CS 503 - Advanced Programming I Programming Assignment 4

Programming Assignment 4 - Neighbor Trees

Advanced Programming I, Spring 2006


Due Date

This assignment is due by 5:30 p.m. on Friday, 24 March.

See the assignment turn-in page (last modified on 18 January 2006) for instructions on turning in your assignment.

Background

Let w be a word appearing on each of the pages i - n/2 through i + (n - n/2) of a text for non-negative n. The n-neighbors of w are all the words that also appear on each of the pages i - n/2 through i + (n - n/2).

Given a word w in a text, the n-neighbor tree T of w is a tree with w at its root and has the following properties true for every subtree of T:

  1. The children of the root of the subtree contain the words that are n-neighbors of the word at the root of the subtree.

  2. The children of the root of the subtree contain the words that do not appear anywhere else in T.
Property 2 implies that the final shape of the tree depends on how the tree was constructed.

The Problem

Write a program that generates n-neighbor trees found in some text. The name of the file containing the text is given on the command line; the specifications for the n-neighbor trees to construct are are read from std-in; the program displays the n-neighbor trees by calling a procedure described below.

The program should accept one or two command-line arguments. If there is one command-line argument, it should be taken as the name of the file containing the text to be analyzed. If there are two command-line arguments, the first should be taken as the name of a file containing stop words and the second should be taken as the name of the file containing the text to be analyzed.

A stop word is a word that should be ignored if it appears in the text being analyzed. If no stop words are given, all words in the text should be part of the analysis.

For example, in the command

$ nn-tree wealth.txt
wealth.txt is the name of the file containing the text to be analyzed. In the command line
$ nn-tree ignore origins.txt
ignore is the name of the file containing stop words and origins.txt is the name of the file containing the text to be analyzed.

Input

There are three kinds of inputs: the text to be analyzed, the n-neighbor tree specifications read from std-in, and stop words to use.

The Text

The format of the input text is identical to that of Assignment 3.

Tree Specifications

A tree specification has the form
word n
where word is the word that should appear at the root of the n-neighbor tree created and n is a non-negative integer. For example, the specification
? nail 3
Specifies a 3-neighbor tree for the word "nail".

Stop Words

The stop-word file is a text file; each word in the file should be taken as a stop word. The the file stop-words in the /export/home/class/CS-503/a4 assignment directory contains an example stop-word file.

Output

The prompt "? " (that is, a question mark followed by a space) should be output to std-out each time the program is ready for a query.
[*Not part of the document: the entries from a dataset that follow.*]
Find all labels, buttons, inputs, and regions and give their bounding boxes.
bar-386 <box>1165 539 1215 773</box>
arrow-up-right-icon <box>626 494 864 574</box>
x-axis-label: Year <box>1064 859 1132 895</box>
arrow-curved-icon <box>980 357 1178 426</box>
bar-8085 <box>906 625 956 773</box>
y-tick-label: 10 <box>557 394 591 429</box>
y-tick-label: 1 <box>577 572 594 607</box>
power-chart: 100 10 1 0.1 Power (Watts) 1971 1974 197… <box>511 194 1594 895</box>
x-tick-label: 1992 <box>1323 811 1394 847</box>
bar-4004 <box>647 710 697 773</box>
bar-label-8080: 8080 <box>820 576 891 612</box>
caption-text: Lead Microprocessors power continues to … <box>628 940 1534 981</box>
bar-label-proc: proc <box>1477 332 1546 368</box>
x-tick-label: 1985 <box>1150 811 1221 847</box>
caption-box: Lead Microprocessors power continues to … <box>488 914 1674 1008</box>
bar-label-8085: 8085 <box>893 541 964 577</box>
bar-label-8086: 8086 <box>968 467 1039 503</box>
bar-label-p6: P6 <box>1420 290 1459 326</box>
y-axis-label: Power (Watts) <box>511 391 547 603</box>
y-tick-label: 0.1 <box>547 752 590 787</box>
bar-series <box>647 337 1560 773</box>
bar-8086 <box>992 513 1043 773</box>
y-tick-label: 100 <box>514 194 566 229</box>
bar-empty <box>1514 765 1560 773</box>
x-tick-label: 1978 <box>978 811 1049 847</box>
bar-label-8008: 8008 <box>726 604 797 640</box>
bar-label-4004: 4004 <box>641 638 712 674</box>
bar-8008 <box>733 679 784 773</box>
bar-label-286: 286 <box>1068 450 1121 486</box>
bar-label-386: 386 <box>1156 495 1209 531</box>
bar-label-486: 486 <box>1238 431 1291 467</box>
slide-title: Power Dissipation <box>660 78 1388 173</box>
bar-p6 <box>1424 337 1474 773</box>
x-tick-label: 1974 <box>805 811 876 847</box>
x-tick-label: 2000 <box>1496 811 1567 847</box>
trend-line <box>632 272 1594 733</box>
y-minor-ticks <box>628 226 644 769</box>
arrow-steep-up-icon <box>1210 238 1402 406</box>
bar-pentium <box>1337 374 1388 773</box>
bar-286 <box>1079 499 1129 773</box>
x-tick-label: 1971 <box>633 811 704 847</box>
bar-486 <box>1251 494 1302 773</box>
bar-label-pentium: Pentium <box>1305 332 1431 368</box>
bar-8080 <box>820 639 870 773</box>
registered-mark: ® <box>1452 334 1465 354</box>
Under non-error conditions, the program outputs an n-neighbor tree by calling the procedure

void show_tree(const tree_node * const);
Passing a pointer to the root of the tree or 0 if there is no tree. The file show-tree.cc in the /export/home/class/CS-503/a4 assignment directory contains the code for show_tree(). This file should be compiled and linked in to your code.

The definition for tree-node used by show_tree() can be found in the file tree-node.h, which can also be found in the assignment directory. You may extend this definition any way you see fit, but you should not change the declarations for the existing member functions (tree_node::child_count(), tree_node::get_child(), and tree_node:: get_word()).

Error messages should be brief and informative, and written to std-out (not std-err) preceded by "! " (that is, an exclamation point followed by a space).

Testing

You can continue to use the Assignment 3 test files for this assignment; they can be found in the Assignment 3 directory.


This page last modified on 22 March 2006.